The premier birding hotspot in the Champlain Valley attracts Hooded Merganser, Wood Duck, Yellow-throated and Blue-headed Vireos, Bonaparte’s Gull, Caspian Tern, grebes, ducks, pipits, and Snow Bunting.
On the eastern edge of New York’s vast Adirondack Park, and 50 minutes by car and ferry from Burlington, Vermont, Noblewood Park ranks for me as the premier birding hotspot in the Champlain Valley, which itself is a major hotspot. Noblewood became accessible to birders in 1999, when the Nature Conservancy deeded the property to the town of Willsboro.
A combination of diverse habitats makes the park an extremely effective concentrator of birds. Though fairly small, it is surrounded by large tracts of woods and water.
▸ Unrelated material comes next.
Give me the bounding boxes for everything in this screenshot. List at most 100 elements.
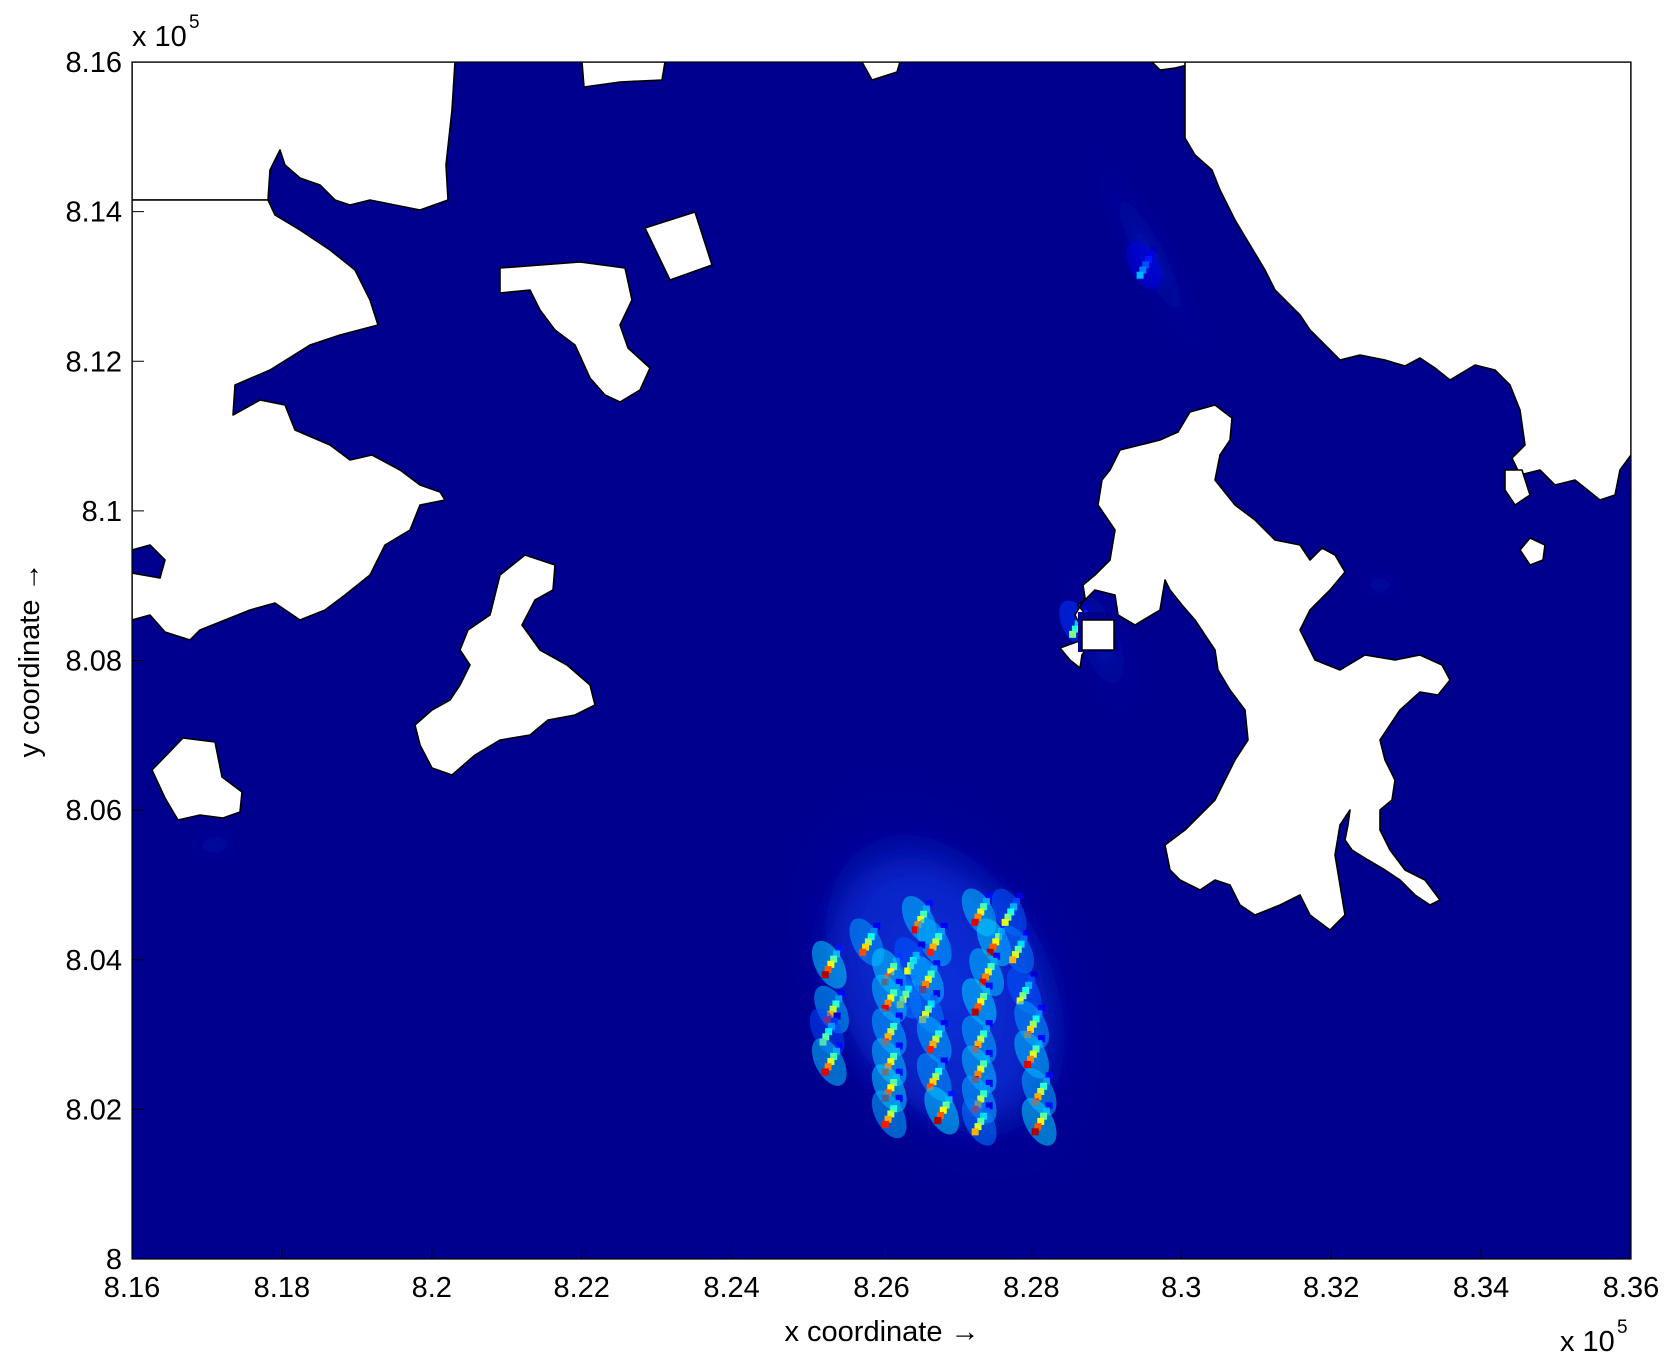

And it has a few miles of trails, plus beach and riverbank, all of which make for easy hiking.
The landscape includes a bluff that rises 200 feet above Lake Champlain and serves as an excellent vantage point to scan large rafts of waterfowl in search of rarities like Barrow’s Goldeneye, Tufted Duck, Parasitic Jaeger, and Little Gull. Down by the mouth of the Boquet River, a flooded marshy area brings in herons, sparrows, and warblers.
One winter afternoon I saw about a thousand Common Goldeneyes, 250 Ring-necked Ducks, a Long-tailed Duck, and three Bald Eagles. — John Thaxton
John Thaxton writes the “Birdwatch” column for Adirondack Explorer magazine.
Riparian areas, lakeshore, floodplain, and upland sand plain mixed forest.
Easy hiking trails, gravel roads, sandy beach.
Spring and summer: Hooded Merganser, Wood Duck, Green Heron, Spotted Sandpiper, Belted Kingfisher, Baltimore Oriole, Yellow-throated, Philadelphia, and Blue-headed Vireos, Great Crested Flycatcher, Scarlet Tanager, Brown Creeper, Pileated Woodpecker, Eastern Wood-Pewee, Pine and Black-throated Green Warblers, and Purple Finch. Late summer and early fall: Bonaparte’s Gull, Caspian and Common Terns, Black-bellied Plover, yellowlegs, and sandpipers. Little Gull and Black Tern occasional. Fall and winter: Common Goldeneye, grebes, geese, ducks, American Pipit, and Snow Bunting. Rarities: Redhead, scoters, Red-throated Loon, Long-tailed Duck, Barrow’s Goldeneye, Red Knot, Black-headed Gull, Whimbrel.
When to go
Local breeders and migrants fill the woods in spring, summer, and fall. I come most often in late summer and early fall, when migrating shorebirds move through.
A few primitive campsites available for $12 per day. Lodging and restaurants available in Willsboro and nearby towns.
Town park. Free from Labor Day to July 1. $5 per car day-use fee for non-residents from July 1 to Labor Day. Parking at the entrance.
Bring a spotting scope. The Boquet River is a great spot to bird by canoe or kayak, especially in summer; put in at Willsboro and paddle 2.5 miles to the delta at the park.